Five Key Conclusions:

• The trend of continuous battery price decline in 2022-23 will change, but compared with battery innovation and rising oil prices, from the perspective of total cost of ownership (TCO) comparison, the cost parity between electric vehicles and internal combustion engines can still be achieved by 2025. The price of battery packs will rise from $129/kWh in 2021 to $136/kWh in 2022 and then drop to $105/kWh in 2025.

• The supply of metals (such as copper and nickel) used in electric vehicles will continue to be tight, and because the battery pack industry is still in its infancy, geographically concentrated in China, it needs to expand capacity faster, so some battery materials will face bottlenecks.

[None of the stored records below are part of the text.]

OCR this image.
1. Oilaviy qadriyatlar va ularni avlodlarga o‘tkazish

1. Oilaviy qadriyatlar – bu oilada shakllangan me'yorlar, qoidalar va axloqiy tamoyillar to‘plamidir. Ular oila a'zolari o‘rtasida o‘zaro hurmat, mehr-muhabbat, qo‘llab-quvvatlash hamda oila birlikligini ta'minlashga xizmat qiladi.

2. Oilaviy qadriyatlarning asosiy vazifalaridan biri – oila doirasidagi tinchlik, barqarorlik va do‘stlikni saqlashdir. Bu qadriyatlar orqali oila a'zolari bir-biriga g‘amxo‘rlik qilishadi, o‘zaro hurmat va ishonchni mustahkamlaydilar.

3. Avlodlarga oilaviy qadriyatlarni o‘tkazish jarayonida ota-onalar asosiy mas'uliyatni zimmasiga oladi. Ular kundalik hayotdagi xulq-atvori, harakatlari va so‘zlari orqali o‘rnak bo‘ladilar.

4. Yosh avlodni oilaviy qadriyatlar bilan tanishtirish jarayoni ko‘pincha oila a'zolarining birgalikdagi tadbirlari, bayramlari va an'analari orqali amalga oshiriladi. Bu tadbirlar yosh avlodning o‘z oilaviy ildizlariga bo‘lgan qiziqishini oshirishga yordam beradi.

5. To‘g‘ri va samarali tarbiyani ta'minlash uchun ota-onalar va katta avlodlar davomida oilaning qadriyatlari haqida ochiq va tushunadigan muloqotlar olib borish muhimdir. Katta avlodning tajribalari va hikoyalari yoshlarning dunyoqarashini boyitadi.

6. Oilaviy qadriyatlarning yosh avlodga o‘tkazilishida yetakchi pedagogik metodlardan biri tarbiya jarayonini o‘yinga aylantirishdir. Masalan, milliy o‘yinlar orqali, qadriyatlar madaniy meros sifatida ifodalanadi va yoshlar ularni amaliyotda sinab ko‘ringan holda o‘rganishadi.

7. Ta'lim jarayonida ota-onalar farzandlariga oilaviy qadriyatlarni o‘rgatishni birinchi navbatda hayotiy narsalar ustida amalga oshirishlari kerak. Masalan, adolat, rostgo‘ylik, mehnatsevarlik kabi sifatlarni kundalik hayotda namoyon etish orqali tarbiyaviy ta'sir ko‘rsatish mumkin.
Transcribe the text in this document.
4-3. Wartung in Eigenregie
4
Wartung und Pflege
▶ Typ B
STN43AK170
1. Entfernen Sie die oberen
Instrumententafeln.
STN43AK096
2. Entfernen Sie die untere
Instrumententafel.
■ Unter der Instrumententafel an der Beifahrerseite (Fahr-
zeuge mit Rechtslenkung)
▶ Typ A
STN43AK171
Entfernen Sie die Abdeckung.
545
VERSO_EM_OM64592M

• In order to achieve sustainable growth of electric vehicle supply in the face of periodic material shortages, the battery industry will have a more diverse battery chemistry combination (by 2030, LFP market share will increase from 25% to 38%), and recycling metals will play a critical long-term role in retired batteries.

• Profitability risks in the short term in the power battery industry, as the difficulty of obtaining raw materials increases, the entry threshold for the battery industry also increases. By 2025, the industry structure may continue to consolidate, and demand for batteries outside of China will tighten.

• Technological diversification and vertical integration will be critical determining factors for the long-term winners in the battery industry.

In fact, the first cost analysis and the second metal and iron-lithium relationship can be further elaborated.

Power Battery Cost Analysis

According to Goldman Sachs’ analysis of the cost model of battery packs, the long-term consensus that battery prices will continue to decline over the next decade due to rising material prices has been greatly challenged. The biggest gap in past predictions is due to global policy convergence, which has led to a tight (supply-demand imbalance) raw material market as a result of the rapid expansion of battery demand.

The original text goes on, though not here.